We interrupt our tour of corporate values to bring you a Leap Year trip to the Dentist. I may be on to a loophole here as instead of twice a year I would only have to go once every 4 years. I don’t think I have ever met a person who looks forward to this trip. Today was no exception. Any trip is viewed with a sense of dread, but today I had the privilege of getting not one but 2 cavities filled. The 2nd one was so large I was beginning to trap food for future meals back there. First it was a piece of lettuce, then some celery, but when you reach the point that entire meals were being lost you have to do something about it. I was reluctant as it is a nice bonus to have a burger you can access at any moment lodged somewhere between your cheek and esophagus. Squirrels were impressed with the quantity I could forage. But the time had come.

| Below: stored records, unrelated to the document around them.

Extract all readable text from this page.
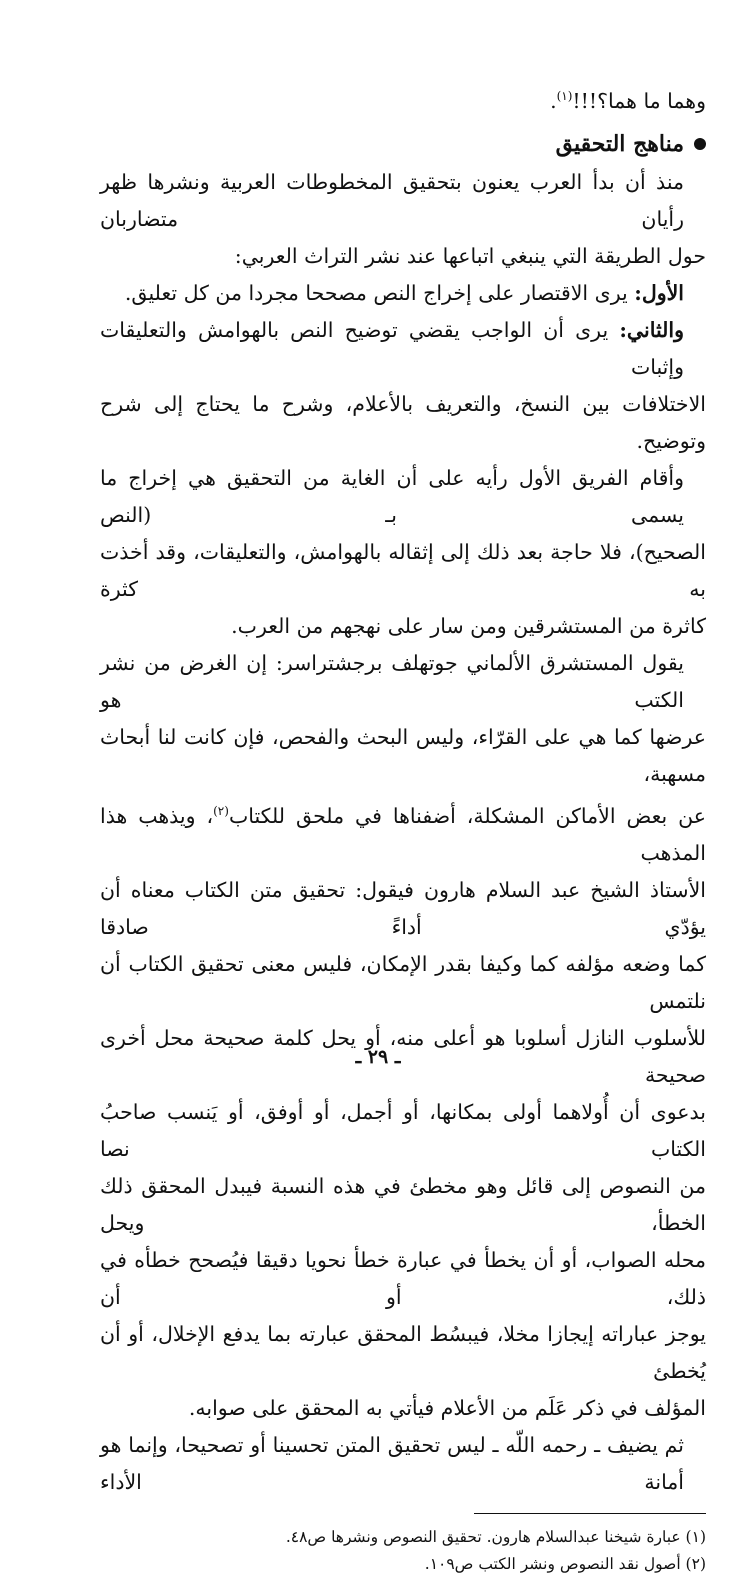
وهما ما هما؟!!!$^{(١)}$.

مناهج التحقيق

منذ أن بدأ العرب يعنون بتحقيق المخطوطات العربية ونشرها ظهر رأيان متضاربان

حول الطريقة التي ينبغي اتباعها عند نشر التراث العربي:

الأول: يرى الاقتصار على إخراج النص مصححا مجردا من كل تعليق.

والثاني: يرى أن الواجب يقضي توضيح النص بالهوامش والتعليقات وإثبات

الاختلافات بين النسخ، والتعريف بالأعلام، وشرح ما يحتاج إلى شرح وتوضيح.

وأقام الفريق الأول رأيه على أن الغاية من التحقيق هي إخراج ما يسمى بـ (النص

الصحيح)، فلا حاجة بعد ذلك إلى إثقاله بالهوامش، والتعليقات، وقد أخذت به كثرة

كاثرة من المستشرقين ومن سار على نهجهم من العرب.

يقول المستشرق الألماني جوتهلف برجشتراسر: إن الغرض من نشر الكتب هو

عرضها كما هي على القرّاء، وليس البحث والفحص، فإن كانت لنا أبحاث مسهبة،

عن بعض الأماكن المشكلة، أضفناها في ملحق للكتاب$^{(٢)}$، ويذهب هذا المذهب

الأستاذ الشيخ عبد السلام هارون فيقول: تحقيق متن الكتاب معناه أن يؤدّي أداءً صادقا

كما وضعه مؤلفه كما وكيفا بقدر الإمكان، فليس معنى تحقيق الكتاب أن نلتمس

للأسلوب النازل أسلوبا هو أعلى منه، أو يحل كلمة صحيحة محل أخرى صحيحة

بدعوى أن أُولاهما أولى بمكانها، أو أجمل، أو أوفق، أو يَنسب صاحبُ الكتاب نصا

من النصوص إلى قائل وهو مخطئ في هذه النسبة فيبدل المحقق ذلك الخطأ، ويحل

محله الصواب، أو أن يخطأ في عبارة خطأ نحويا دقيقا فيُصحح خطأه في ذلك، أو أن

يوجز عباراته إيجازا مخلا، فيبسُط المحقق عبارته بما يدفع الإخلال، أو أن يُخطئ

المؤلف في ذكر عَلَم من الأعلام فيأتي به المحقق على صوابه.

ثم يضيف ـ رحمه اللّه ـ ليس تحقيق المتن تحسينا أو تصحيحا، وإنما هو أمانة الأداء

(١) عبارة شيخنا عبدالسلام هارون. تحقيق النصوص ونشرها ص٤٨.

(٢) أصول نقد النصوص ونشر الكتب ص١٠٩.

ـ ٢٩ ـ
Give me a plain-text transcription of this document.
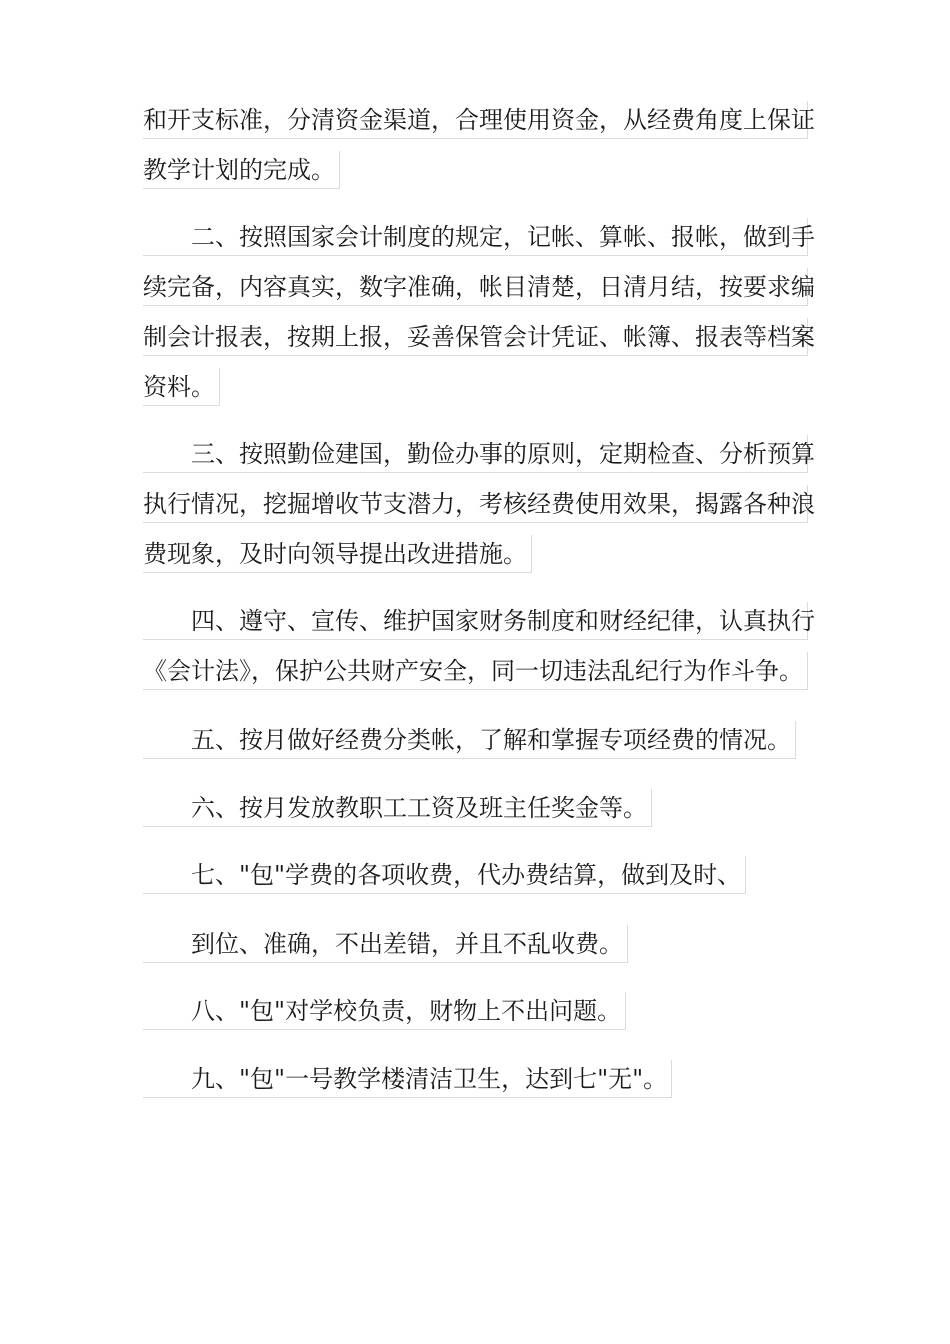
和开支标准，分清资金渠道，合理使用资金，从经费角度上保证
教学计划的完成。
二、按照国家会计制度的规定，记帐、算帐、报帐，做到手
续完备，内容真实，数字准确，帐目清楚，日清月结，按要求编
制会计报表，按期上报，妥善保管会计凭证、帐簿、报表等档案
资料。
三、按照勤俭建国，勤俭办事的原则，定期检查、分析预算
执行情况，挖掘增收节支潜力，考核经费使用效果，揭露各种浪
费现象，及时向领导提出改进措施。
四、遵守、宣传、维护国家财务制度和财经纪律，认真执行
《会计法》，保护公共财产安全，同一切违法乱纪行为作斗争。
五、按月做好经费分类帐，了解和掌握专项经费的情况。
六、按月发放教职工工资及班主任奖金等。
七、"包"学费的各项收费，代办费结算，做到及时、
到位、准确，不出差错，并且不乱收费。
八、"包"对学校负责，财物上不出问题。
九、"包"一号教学楼清洁卫生，达到七"无"。
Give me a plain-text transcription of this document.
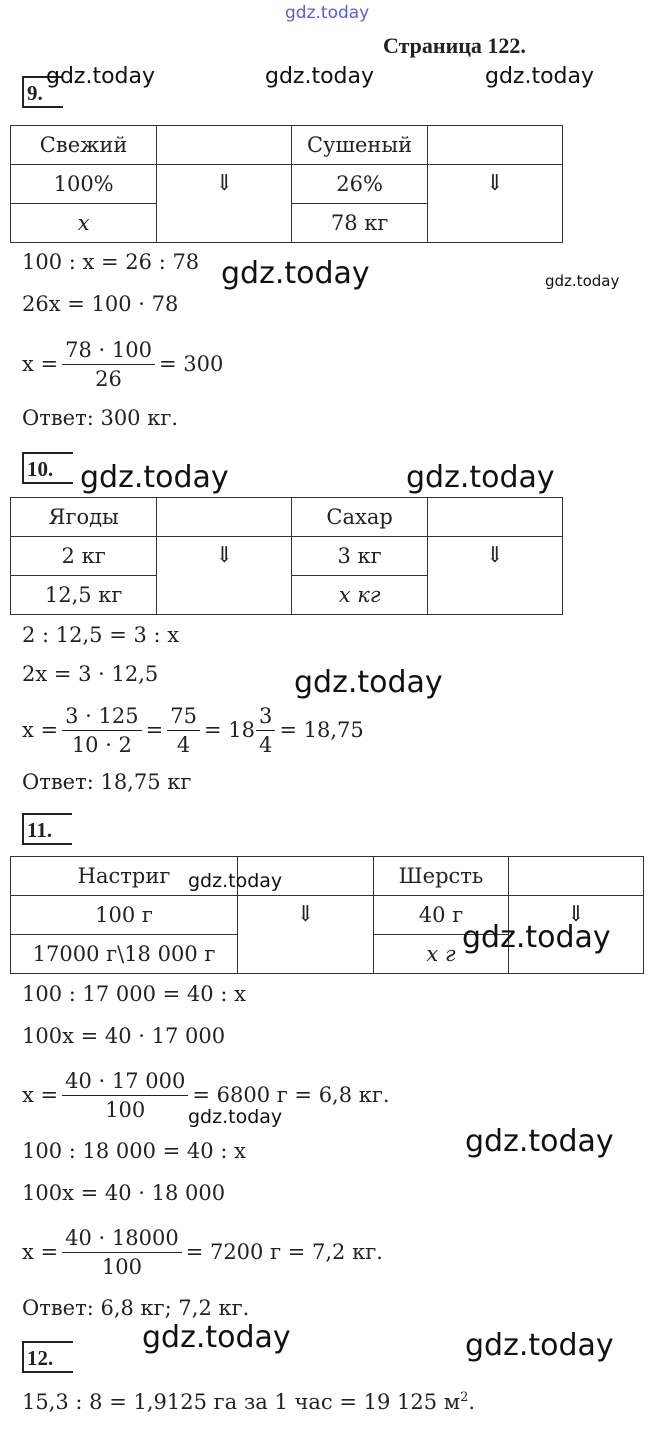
gdz.today
Страница 122.
9.
gdz.today	gdz.today	gdz.today
Свежий		Сушеный	
100%	⇓	26%	⇓
x		78 кг	
100 : x = 26 : 78 gdz.today	gdz.today
26x = 100 · 78
$x = \frac{78 \cdot 100}{26} = 300$
Ответ: 300 кг.
10. gdz.today	gdz.today
Ягоды		Сахар	
2 кг	⇓	3 кг	⇓
12,5 кг		x кг	
2 : 12,5 = 3 : x
2x = 3 · 12,5	gdz.today
$x = \frac{3 \cdot 125}{10 \cdot 2} = \frac{75}{4} = 18 \frac{3}{4} = 18,75$
Ответ: 18,75 кг
11.
Настриг		Шерсть	
100 г	⇓	40 г	⇓
17000 г\18 000 г		x г	
gdz.today
gdz.today
100 : 17 000 = 40 : x
100x = 40 · 17 000
$x = \frac{40 \cdot 17 000}{100} = 6800$ г = 6,8 кг.
gdz.today
100 : 18 000 = 40 : x	gdz.today
100x = 40 · 18 000
$x = \frac{40 \cdot 18000}{100} = 7200$ г = 7,2 кг.
Ответ: 6,8 кг; 7,2 кг.
gdz.today	gdz.today
12.
15,3 : 8 = 1,9125 га за 1 час = 19 125 $м^2$.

Not only was this a large cavity but it was so far back in my mouth my dentist appeared to be in up to his elbow. Better him than a proctologist I guess. This required the help of an assistant, multiple pieces of cotton, a wedge to keep my mouth open, and at least 5 metal apparatus that shot out air, water, and grape jelly. By the time all the items were in my mouth it was almost March. My favorite part is when random employees and patients walked by, most taking instant photos and sending them to friends and family with the comments of human salad bar referencing the food stuck back in my teeth. Off they went, and I don’t know about you but for me the worst part is the sound of the drill. I asked for triple doses of Novocaine as tooth pain is the worst there is next to having to wait at the DMV. I did not care if my lip sagged down to my stomach, I was not going through that mess. But the sound was bad enough. Both hands were clamped down on the arms of the dental chair to the point where I ruined them for future patients. There was one moment when the drill met nerve where no Novocaine was meant to go and I instantly wished both Dentist and assistant a lifetime of having no cable. I then bitch slapped both of them and from there the appointment progressed quickly. All items were taken out of my mouth and I pulled my lip back up and wrapped it around my head.
I had lost my snack pouch but it was replaced with sound dental hygiene and mouth numbness that extended down to my neck. The drive home was done in silence as I was not capable of talking, a state my family no doubt wishes for on a daily basis.
We end our story at home, knowing I had to eat something, and something I could not chew. I opted for yogurt, and the trick to eating yogurt on massive amounts of Novocaine is to shovel it in faster than it comes out. There were no witnesses to this event and for that I am eternally grateful. Even my dog stood spellbound as I ladled it in one side while it came out the other. Of course, I could have used a straw, but what is the fun in that ?
I hope you all enjoyed your extra day like I did, and if today is your birthday, I hope you did it right. You deserve it . By the way, what are you, 10 ???